Background: Chronic graft-versus-host disease (cGVHD) remains the leading cause of non-relapse mortality (NRM) in patients who undergo allogeneic stem cell transplantation (alloHCT), with a 50-70% incidence after calcineurin inhibitor (CNI) and methotrexate-based prophylaxis. Fibrotic manifestations of cGVHD, such as scleroderma, joint facial involvement, and bronchiolitis obliterans syndrome (BOS), are associated with significant morbidity and mortality. Post-transplant cyclophosphamide (PTCy) as GVHD prophylaxis can significantly reduce the incidence of cGVHD compared to conventional GVHD prophylaxis strategies in reduced-intensity conditioning (RIC) setting (Bolanos Mead et al., NEJM 2023), with recent trends showing increasing utilization of PTCy as the preferred GVHD prophylaxis strategy across all donor and conditioning types. However, its specific impact in preventing fibrotic cGVHD is not well-defined.

Methods: This single-center, retrospective study included adult patients (>18 years) who underwent first alloHCT using PTCy-based GVHD prophylaxis at City of Hope (COH) between January 1, 2020, and December 31, 2023 (n=531). Patients receiving concurrent ATG or Jak inhibitors, bone marrow graft, second HCT, and those with relapses prior to cGVHD onset were excluded. The final cohort included 462 patients who underwent haploidentical (haplo), mismatched unrelated donor (mMUD), or matched unrelated donor (MUD) alloHCT.

Primary endpoints included incidence, severity, and cGVHD organ involvement, focusing on fibrotic features of the skin, lungs and joint fascia using the 2014 NIH consensus criteria (Jagasia et al., BBMT 2015). Secondary endpoints were NRM, overall survival (OS) and systemic immunosuppression treatment patterns. Patient data were extracted from the COH database and verified through chart review under IRB-approved protocol.
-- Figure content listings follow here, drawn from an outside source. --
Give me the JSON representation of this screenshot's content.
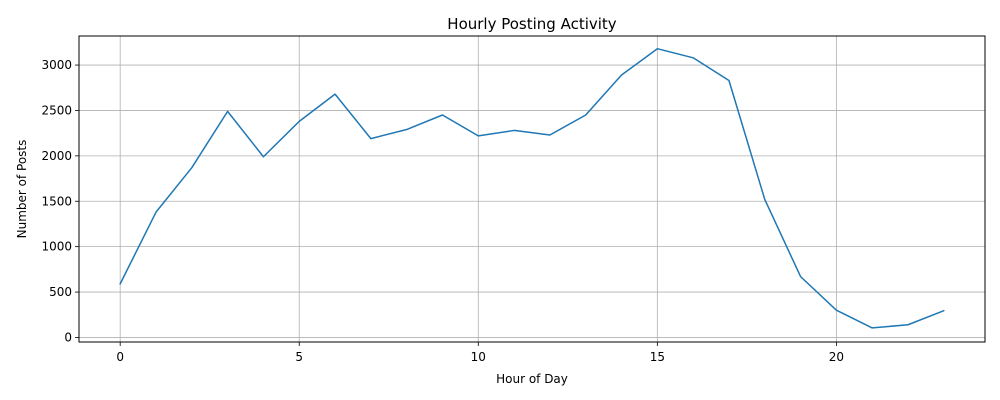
{
  "chart_data": {
    "type": "line",
    "title": "Hourly Posting Activity",
    "xlabel": "Hour of Day",
    "ylabel": "Number of Posts",
    "xlim": [
      -1.15,
      24.15
    ],
    "ylim": [
      -50,
      3320
    ],
    "xticks": [
      0,
      5,
      10,
      15,
      20
    ],
    "yticks": [
      0,
      500,
      1000,
      1500,
      2000,
      2500,
      3000
    ],
    "grid": true,
    "legend": "none",
    "series": [
      {
        "color": "#1f77b4",
        "x": [
          0,
          1,
          2,
          3,
          4,
          5,
          6,
          7,
          8,
          9,
          10,
          11,
          12,
          13,
          14,
          15,
          16,
          17,
          18,
          19,
          20,
          21,
          22,
          23
        ],
        "values": [
          590,
          1380,
          1870,
          2490,
          1990,
          2380,
          2680,
          2190,
          2290,
          2450,
          2220,
          2280,
          2230,
          2450,
          2890,
          3180,
          3080,
          2830,
          1520,
          670,
          300,
          105,
          140,
          295
        ]
      }
    ]
  }
}
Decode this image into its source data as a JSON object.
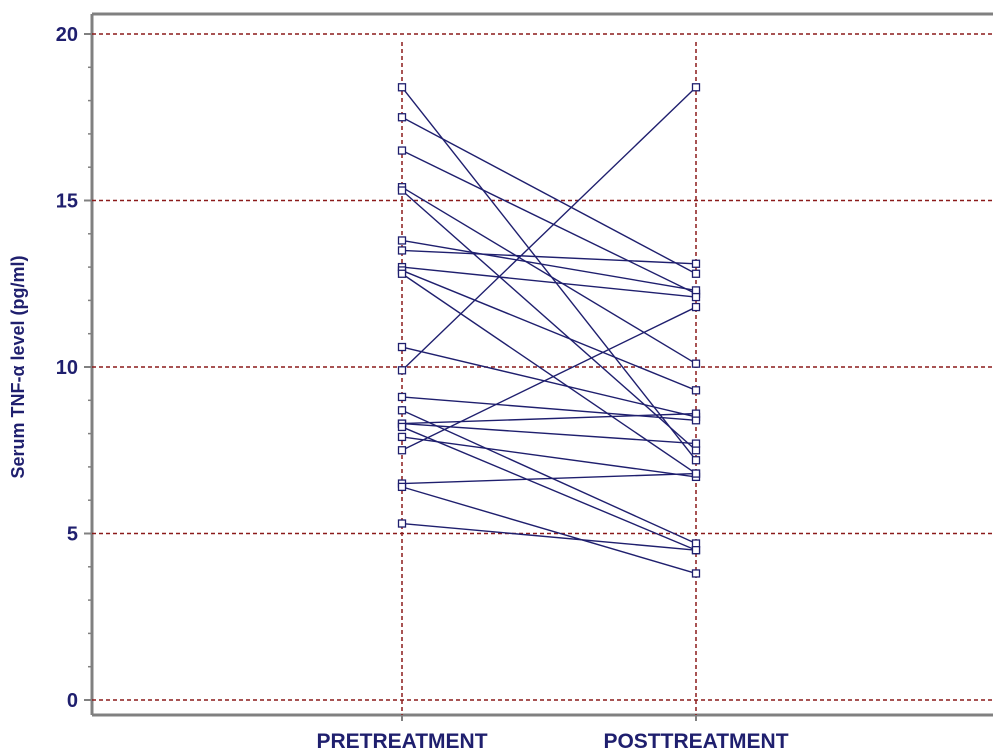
{
  "chart_data": {
    "type": "line",
    "title": "",
    "xlabel": "",
    "ylabel": "Serum TNF-α level (pg/ml)",
    "categories": [
      "PRETREATMENT",
      "POSTTREATMENT"
    ],
    "ylim": [
      0,
      20
    ],
    "yticks": [
      "0",
      "5",
      "10",
      "15",
      "20"
    ],
    "grid": true,
    "legend": "none",
    "colors": {
      "series": "#1f1f6e",
      "grid": "#8b1a1a",
      "frame": "#808080",
      "text": "#1f1f6e"
    },
    "series": [
      {
        "values": [
          18.4,
          7.2
        ]
      },
      {
        "values": [
          17.5,
          12.8
        ]
      },
      {
        "values": [
          16.5,
          12.2
        ]
      },
      {
        "values": [
          15.4,
          10.1
        ]
      },
      {
        "values": [
          15.3,
          7.5
        ]
      },
      {
        "values": [
          13.8,
          12.3
        ]
      },
      {
        "values": [
          13.5,
          13.1
        ]
      },
      {
        "values": [
          13.0,
          12.1
        ]
      },
      {
        "values": [
          12.9,
          9.3
        ]
      },
      {
        "values": [
          12.8,
          6.8
        ]
      },
      {
        "values": [
          10.6,
          8.5
        ]
      },
      {
        "values": [
          9.9,
          18.4
        ]
      },
      {
        "values": [
          9.1,
          8.4
        ]
      },
      {
        "values": [
          8.7,
          4.7
        ]
      },
      {
        "values": [
          8.3,
          8.6
        ]
      },
      {
        "values": [
          8.3,
          7.7
        ]
      },
      {
        "values": [
          8.2,
          4.5
        ]
      },
      {
        "values": [
          7.9,
          6.7
        ]
      },
      {
        "values": [
          7.5,
          11.8
        ]
      },
      {
        "values": [
          6.5,
          6.8
        ]
      },
      {
        "values": [
          6.4,
          3.8
        ]
      },
      {
        "values": [
          5.3,
          4.5
        ]
      }
    ]
  }
}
Results: Median age at HCT was 56 years (range: 19-82), 66% recipients were male, and the most common indication for HCT was AML (39%) among 201 patients who developed cGVHD. Conditioning regimens were myeloablative (46%, n=93) or non-myeloablative/RIC (54%, n=108). Most patients received tacrolimus and mycophenolate mofetil (88%) or sirolimus (10%) in combination with PTCy. Disease risk index was low-intermediate in 68%, KPS ≥90 in 75%, and HCT-CI 0–2 in 56%. Donor types included haplo (n=102), mMUD (n=63), and MUD (n=45). Grade 2-4 acute GVHD prior to cGVHD onset occurred in 39% (n=78) patients. Median time to cGVHD onset was 161 days (range: 63-1181). With a median duration of follow-up of 22.5 months, 43% (n=201/462) patients developed cGVHD. Two-year cumulative cGVHD incidence was 46% (haplo), 40% (mMUD) and 40% (MUD). Based on the 2014 NIH criteria, the majority of cGVHD cases were mild (59%, n=118) and moderate (28%, n=56). Severe cGVHD was seen in the remaining patients (13%, n=27). Most patients had 1-2 organs involved (86%), while multiorgan involvement (>4 organs) was rare (7%). The most commonly affected organs were the skin (71%), mouth (30%), and eyes (22%), with similar distribution across all donor types. Fibrotic manifestations were infrequent, with scleroderma observed in 7 (3%) patients, severe joint or fascia involvement in 2 (1%) patients, and BOS in 11 (5%) patients. In patients who developed moderate-severe cGVHD, corticosteroids were used as first-line therapy in 88% (n=73/83) patients. In patients who failed frontline corticosteroids, 71 (85%) patients received novel agents, with ruxolitinib being the most frequently used first-line salvage agent in 70 (84%) patients, followed by infrequent use of other therapies—ECP, rituximab or belumosudil (n=8 each, 9.5%). The 2-year OS rate was similar across donor types and was 85% for haplo (95% CI: 77-93%), 77% for mMUD (95% CI: 67-89%), and 82% for MUD (95% CI: 70-95%) [p=0.089]. The 2-year NRM rate was 9% for haplo (95% CI: 5-18%), 16% for mMUD (95% CI: 9-29%), and 10% for MUD (95% CI: 4-26%) [p=0.21] and similar across all donor types.

Conclusion: PTCy-based GVHD prophylaxis is associated with a lower incidence of moderate-to-severe cGVHD, particularly fibrotic GVHD subtypes, when compared to conventional CNI-based prophylaxis regimens. Most patients who developed cGVHD responded to corticosteroids or ruxolitinib. Our data supports the efficacy and versatility of PTCy in GVHD prevention across different donor types.